Gertjan Van Hellemont: Met elke plaat wil ik mezelf opnieuw verbazen, maar bij de vijfde moet je al wat dieper graven om niet weer hetzelfde te maken. Sowieso merk ik dat ik in de periode na een album nog in dezelfde wereld blijf schrijven en nu was dat helemaal zo: de eerste maanden na Heart of a Mother zocht ik nog heel hard inspiratie in het rouwproces na de dood van mijn mama. De werktitel van deze plaat was We Don’t Have to Talk about It, wat uiteindelijk ook een nummer geworden is, omdat het verklankt hoe ik met het verdriet omga. Ik vind het leuk als ik bij mensen het gevoel heb dat ik er niet over hoef te praten. Mijn zus is twee jaar lang wekelijks naar een psycholoog gegaan en staat nu al een stuk verder in dat proces dan ik. Ik kruip liever op zolder om wat liedjes te schrijven terwijl iedereen me met rust laat. Maar toen ik Start Again aan het maken was, voelde ik dat er in mij iets wakker werd dat ik lang kwijt ben geweest: er zit een vuur en energie in dat nummer die op Heart of a Mother afwezig was.
Kennelijk was een foto van de Brusselse fotograaf Lukas Turcksin, die uiteindelijk op de hoes van de plaat is beland, cruciaal.
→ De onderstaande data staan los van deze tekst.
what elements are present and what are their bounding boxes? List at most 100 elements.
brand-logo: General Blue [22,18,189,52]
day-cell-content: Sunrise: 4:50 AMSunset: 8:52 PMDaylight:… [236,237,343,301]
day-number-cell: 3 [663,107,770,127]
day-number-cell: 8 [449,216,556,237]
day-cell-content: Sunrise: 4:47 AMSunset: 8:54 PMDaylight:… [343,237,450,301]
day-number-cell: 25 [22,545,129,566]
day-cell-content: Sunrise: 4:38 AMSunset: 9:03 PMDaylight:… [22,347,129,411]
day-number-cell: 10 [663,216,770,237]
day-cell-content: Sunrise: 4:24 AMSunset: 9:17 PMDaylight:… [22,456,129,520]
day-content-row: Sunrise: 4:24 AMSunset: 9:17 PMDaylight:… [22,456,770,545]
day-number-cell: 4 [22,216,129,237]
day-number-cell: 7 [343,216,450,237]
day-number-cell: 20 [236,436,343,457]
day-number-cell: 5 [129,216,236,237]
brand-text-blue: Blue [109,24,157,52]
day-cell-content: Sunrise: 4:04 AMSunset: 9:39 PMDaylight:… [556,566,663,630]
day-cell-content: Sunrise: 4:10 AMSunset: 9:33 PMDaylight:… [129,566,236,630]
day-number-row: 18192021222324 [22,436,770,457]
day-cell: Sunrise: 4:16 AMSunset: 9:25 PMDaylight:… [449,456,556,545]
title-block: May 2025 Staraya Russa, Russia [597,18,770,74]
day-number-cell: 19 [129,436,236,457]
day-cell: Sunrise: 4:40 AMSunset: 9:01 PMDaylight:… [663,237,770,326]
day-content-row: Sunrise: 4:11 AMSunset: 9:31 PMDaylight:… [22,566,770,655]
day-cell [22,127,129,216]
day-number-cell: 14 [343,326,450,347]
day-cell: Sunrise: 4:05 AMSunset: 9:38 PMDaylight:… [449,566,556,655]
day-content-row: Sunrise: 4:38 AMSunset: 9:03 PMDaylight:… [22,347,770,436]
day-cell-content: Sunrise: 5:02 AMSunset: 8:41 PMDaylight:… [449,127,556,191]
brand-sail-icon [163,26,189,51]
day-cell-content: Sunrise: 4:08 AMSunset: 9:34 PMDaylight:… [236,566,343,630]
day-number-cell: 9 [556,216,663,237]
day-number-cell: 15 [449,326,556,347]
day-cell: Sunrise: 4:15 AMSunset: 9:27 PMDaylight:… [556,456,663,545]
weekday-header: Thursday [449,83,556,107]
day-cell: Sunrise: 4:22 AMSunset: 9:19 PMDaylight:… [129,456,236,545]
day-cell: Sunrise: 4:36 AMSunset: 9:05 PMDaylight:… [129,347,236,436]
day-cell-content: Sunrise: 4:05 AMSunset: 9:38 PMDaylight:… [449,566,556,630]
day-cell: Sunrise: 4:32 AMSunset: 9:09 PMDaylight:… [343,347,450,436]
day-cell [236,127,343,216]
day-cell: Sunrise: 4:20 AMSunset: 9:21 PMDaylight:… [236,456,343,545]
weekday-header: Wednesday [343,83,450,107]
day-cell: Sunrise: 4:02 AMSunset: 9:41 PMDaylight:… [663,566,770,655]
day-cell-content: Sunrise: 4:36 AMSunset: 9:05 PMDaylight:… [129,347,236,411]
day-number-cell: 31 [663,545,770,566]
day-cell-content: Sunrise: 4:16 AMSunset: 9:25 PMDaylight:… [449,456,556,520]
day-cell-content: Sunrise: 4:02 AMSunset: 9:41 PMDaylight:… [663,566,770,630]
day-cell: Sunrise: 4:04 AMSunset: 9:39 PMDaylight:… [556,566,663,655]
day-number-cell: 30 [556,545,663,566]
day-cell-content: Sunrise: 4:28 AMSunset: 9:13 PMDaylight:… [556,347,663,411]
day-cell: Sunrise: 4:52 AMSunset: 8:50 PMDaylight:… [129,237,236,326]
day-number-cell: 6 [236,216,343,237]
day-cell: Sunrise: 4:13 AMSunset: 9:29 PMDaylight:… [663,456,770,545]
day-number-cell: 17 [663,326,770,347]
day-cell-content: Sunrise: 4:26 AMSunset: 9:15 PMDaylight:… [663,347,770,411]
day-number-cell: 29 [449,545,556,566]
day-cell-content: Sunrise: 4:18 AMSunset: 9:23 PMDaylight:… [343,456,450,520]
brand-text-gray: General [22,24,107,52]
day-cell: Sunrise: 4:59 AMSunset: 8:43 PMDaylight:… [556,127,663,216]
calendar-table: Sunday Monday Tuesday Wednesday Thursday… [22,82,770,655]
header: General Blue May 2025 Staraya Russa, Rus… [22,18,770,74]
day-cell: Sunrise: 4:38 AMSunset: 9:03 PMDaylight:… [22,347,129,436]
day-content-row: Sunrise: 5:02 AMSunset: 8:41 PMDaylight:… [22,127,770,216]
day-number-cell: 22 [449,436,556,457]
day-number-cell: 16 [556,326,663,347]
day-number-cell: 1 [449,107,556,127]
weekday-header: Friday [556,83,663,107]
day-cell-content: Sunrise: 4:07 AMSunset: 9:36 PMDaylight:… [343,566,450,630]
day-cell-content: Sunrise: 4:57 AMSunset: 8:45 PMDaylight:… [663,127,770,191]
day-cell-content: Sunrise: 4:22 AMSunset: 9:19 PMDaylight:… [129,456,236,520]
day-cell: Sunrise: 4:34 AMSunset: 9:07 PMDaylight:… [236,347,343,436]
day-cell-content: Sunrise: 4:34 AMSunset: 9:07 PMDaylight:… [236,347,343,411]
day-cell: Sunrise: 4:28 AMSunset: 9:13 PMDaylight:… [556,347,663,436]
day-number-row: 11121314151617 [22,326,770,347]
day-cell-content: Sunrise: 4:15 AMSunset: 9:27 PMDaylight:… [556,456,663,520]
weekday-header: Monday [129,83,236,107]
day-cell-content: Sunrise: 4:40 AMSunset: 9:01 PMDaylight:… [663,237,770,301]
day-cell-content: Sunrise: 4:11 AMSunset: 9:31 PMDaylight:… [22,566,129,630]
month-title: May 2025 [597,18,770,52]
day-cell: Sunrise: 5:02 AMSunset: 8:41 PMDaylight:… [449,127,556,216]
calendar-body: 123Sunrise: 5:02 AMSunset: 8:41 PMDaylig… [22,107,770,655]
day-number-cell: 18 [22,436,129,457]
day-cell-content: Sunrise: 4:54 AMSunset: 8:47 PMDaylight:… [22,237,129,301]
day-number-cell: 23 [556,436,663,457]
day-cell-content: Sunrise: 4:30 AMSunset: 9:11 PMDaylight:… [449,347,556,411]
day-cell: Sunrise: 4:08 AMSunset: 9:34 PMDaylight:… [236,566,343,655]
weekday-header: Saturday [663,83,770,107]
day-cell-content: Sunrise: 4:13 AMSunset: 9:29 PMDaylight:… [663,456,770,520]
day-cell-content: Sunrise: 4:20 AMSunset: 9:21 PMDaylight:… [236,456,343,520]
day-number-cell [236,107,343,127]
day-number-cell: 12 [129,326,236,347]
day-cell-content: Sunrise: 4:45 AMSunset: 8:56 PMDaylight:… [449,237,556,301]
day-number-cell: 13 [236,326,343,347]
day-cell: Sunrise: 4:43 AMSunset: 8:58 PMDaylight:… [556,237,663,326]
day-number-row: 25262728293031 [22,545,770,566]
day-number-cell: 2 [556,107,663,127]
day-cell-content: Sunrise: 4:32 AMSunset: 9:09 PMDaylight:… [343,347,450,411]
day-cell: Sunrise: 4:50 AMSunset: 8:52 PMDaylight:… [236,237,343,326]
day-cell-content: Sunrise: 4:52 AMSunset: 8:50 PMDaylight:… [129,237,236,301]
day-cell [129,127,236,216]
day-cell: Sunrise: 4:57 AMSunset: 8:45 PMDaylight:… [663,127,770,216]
Wat raakte je zo aan dat beeld?
Van Hellemont: De foto is gemaakt in Japan en ik vermoed dat de ‘P-2’ die onder en naast het woord ‘Happy’ staat naar een parking verwijst. Ik wilde het precieze verhaal erachter niet kennen: ook bij muziek vind ik het fijner als het niet te concreet wordt. Het mag wat mysterieus blijven, zodat je er als luisteraar je eigen interpretatie aan kunt geven. Maar goed, dankzij die foto begon de hele puzzel in elkaar te vallen, omdat ik die ‘P-2’ als ‘part two’ las. ‘Deel 2’ houdt in dat er een ‘deel 1’ is geweest, dat iets er al eens is geweest en nu terug is. Dat is de insteek van Happy, Pt.2 geworden: ik wil weer vooruitkijken in plaats van achteruit.
Is dat van nature niet iets wat je gemakkelijk doet?
Van Hellemont: Ik ben melancholisch van aard, dat klopt, maar met een melancholische blik kun je ook naar de toekomst kijken. Ik vind het even leuk om plannen te maken en te dromen. Live gaan we deze plaat bijvoorbeeld met sax en pedal-steelgitaren brengen, wat nieuw is voor mij: daar kijk ik superhard naar uit. Tijdens de repetities merkte ik dat ik soms niet meer aan het zingen was, omdat ik zo onder de indruk was van wat de band speelde.
○ ○ ○
Van Hellemont werkt halftijds als geluidstechnicus voor de VRT en maakte voor Radio 1 enkele jaren geleden de podcast Wanderland, waarvoor hij ging wandelen met collega-muzikanten en muzikale idolen als Spinvis, Raymond van het Groenewoud, Tom Van Laere (Admiral Freebee) en Eefje de Visser. Hij wandelt graag, maar nooit erg ver of lang.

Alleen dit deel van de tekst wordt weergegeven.